Stitch Fix’s quarterly earnings spotlight changes in the subscription economy
The personalized clothing box company’s results may signal how such firms are faring in the current economic climate.

One of the mainstays of the subscription economy shared mixed quarterly results Tuesday after the markets closed, with better than expected revenue but worse than expected earnings. Stitch Fix offers personalized clothing boxes and rode the pandemic wave of retail therapy to a high in 2021.
Since then, however, inflation and subscription fatigue have been unraveling that success story, and sales have slumped. The company changed CEOs this year and conducted several rounds of layoffs. And in recent months, it has pinned its strategy on the buzzwords of the moment: artificial intelligence.
When subscription boxes like Stitch Fix hit the scene about a dozen years ago, they offered curation of the vast new universe of e-commerce, said Bryan Eshelman at consulting firm AlixPartners.
“It really goes back to the the beginnings of retail when a shopkeeper would know their customers, would know what they wanted, what they liked,” he said.
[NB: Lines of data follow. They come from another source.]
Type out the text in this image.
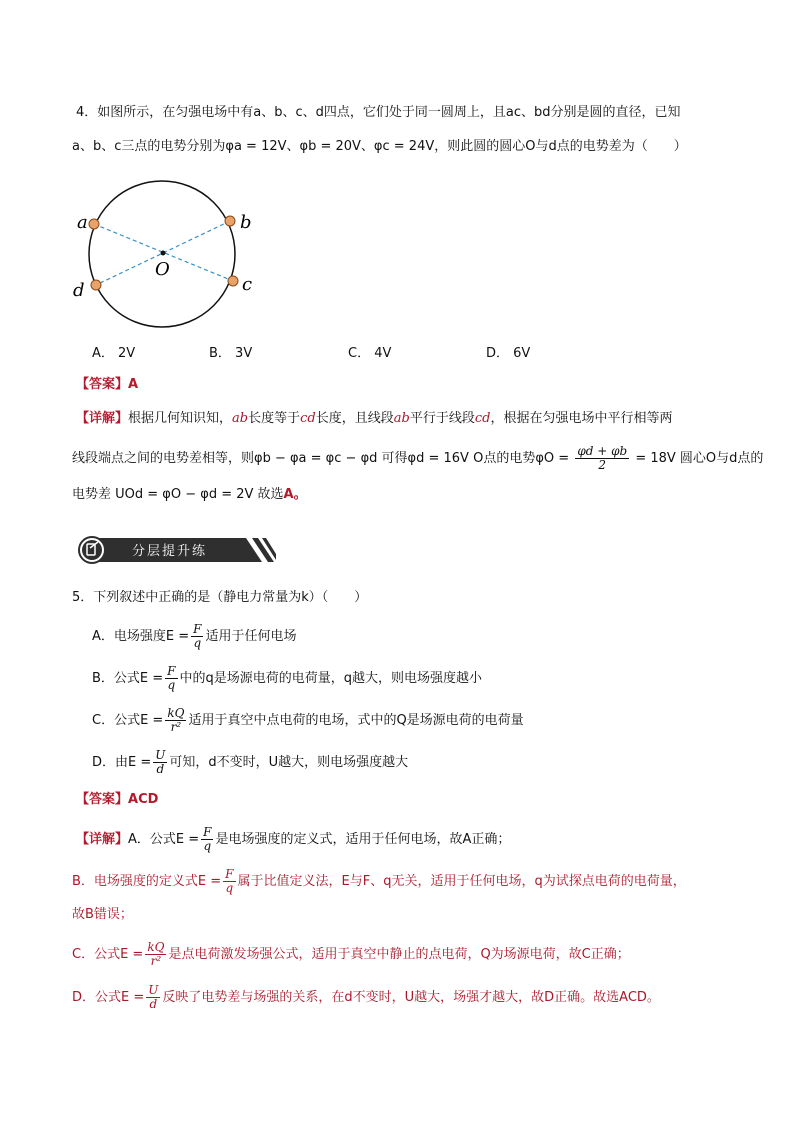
4．如图所示，在匀强电场中有a、b、c、d四点，它们处于同一圆周上，且ac、bd分别是圆的直径，已知
a、b、c三点的电势分别为φa = 12V、φb = 20V、φc = 24V，则此圆的圆心O与d点的电势差为（　　）
a	b
c
d
O
A． 2V	B． 3V	C． 4V	D． 6V
【答案】A
【详解】根据几何知识知，ab长度等于cd长度，且线段ab平行于线段cd，根据在匀强电场中平行相等两
线段端点之间的电势差相等，则φb − φa = φc − φd 可得φd = 16V O点的电势$\varphi O = \frac{\varphi d + \varphi b}{2} = 18V$ 圆心O与d点的
电势差 UOd = φO − φd = 2V 故选A。
分层提升练
5．下列叙述中正确的是（静电力常量为k）（　　）
A．电场强度$E = \frac{F}{q}$ 适用于任何电场
B．公式$E = \frac{F}{q}$ 中的q是场源电荷的电荷量，q越大，则电场强度越小
C．公式$E = \frac{kQ}{\text{r²}}$ 适用于真空中点电荷的电场，式中的Q是场源电荷的电荷量
D．由$E = \frac{U}{d}$ 可知，d不变时，U越大，则电场强度越大
【答案】ACD
【详解】A．公式$E = \frac{F}{q}$ 是电场强度的定义式，适用于任何电场，故A正确；
B．电场强度的定义式$E = \frac{F}{q}$ 属于比值定义法，E与F、q无关，适用于任何电场，q为试探点电荷的电荷量，
故B错误；
C．公式$E = \frac{kQ}{\text{r²}}$ 是点电荷激发场强公式，适用于真空中静止的点电荷，Q为场源电荷，故C正确；
D．公式$E = \frac{U}{d}$ 反映了电势差与场强的关系，在d不变时，U越大，场强才越大，故D正确。故选ACD。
Now, that knowledgeable shopkeeper is AI trained on personal data. “To really get at personalization opportunities that human beings, even if they had that one-to-one relationship, wouldn’t be able to understand,” Eshelman said.
Stitch Fix was built on algorithmic recommendations. Now, it’s using advances in AI to make predictions more precise, but that’s not so unique any more, per Sucharita Kodali, a retail analyst at Forrester.
“Now, there are chatbots that can answer, you know, whether it’s on the Nordstrom side or Macy’s or wherever, you know, ‘I’m going to a party tonight, you know, what should I wear?'” she said.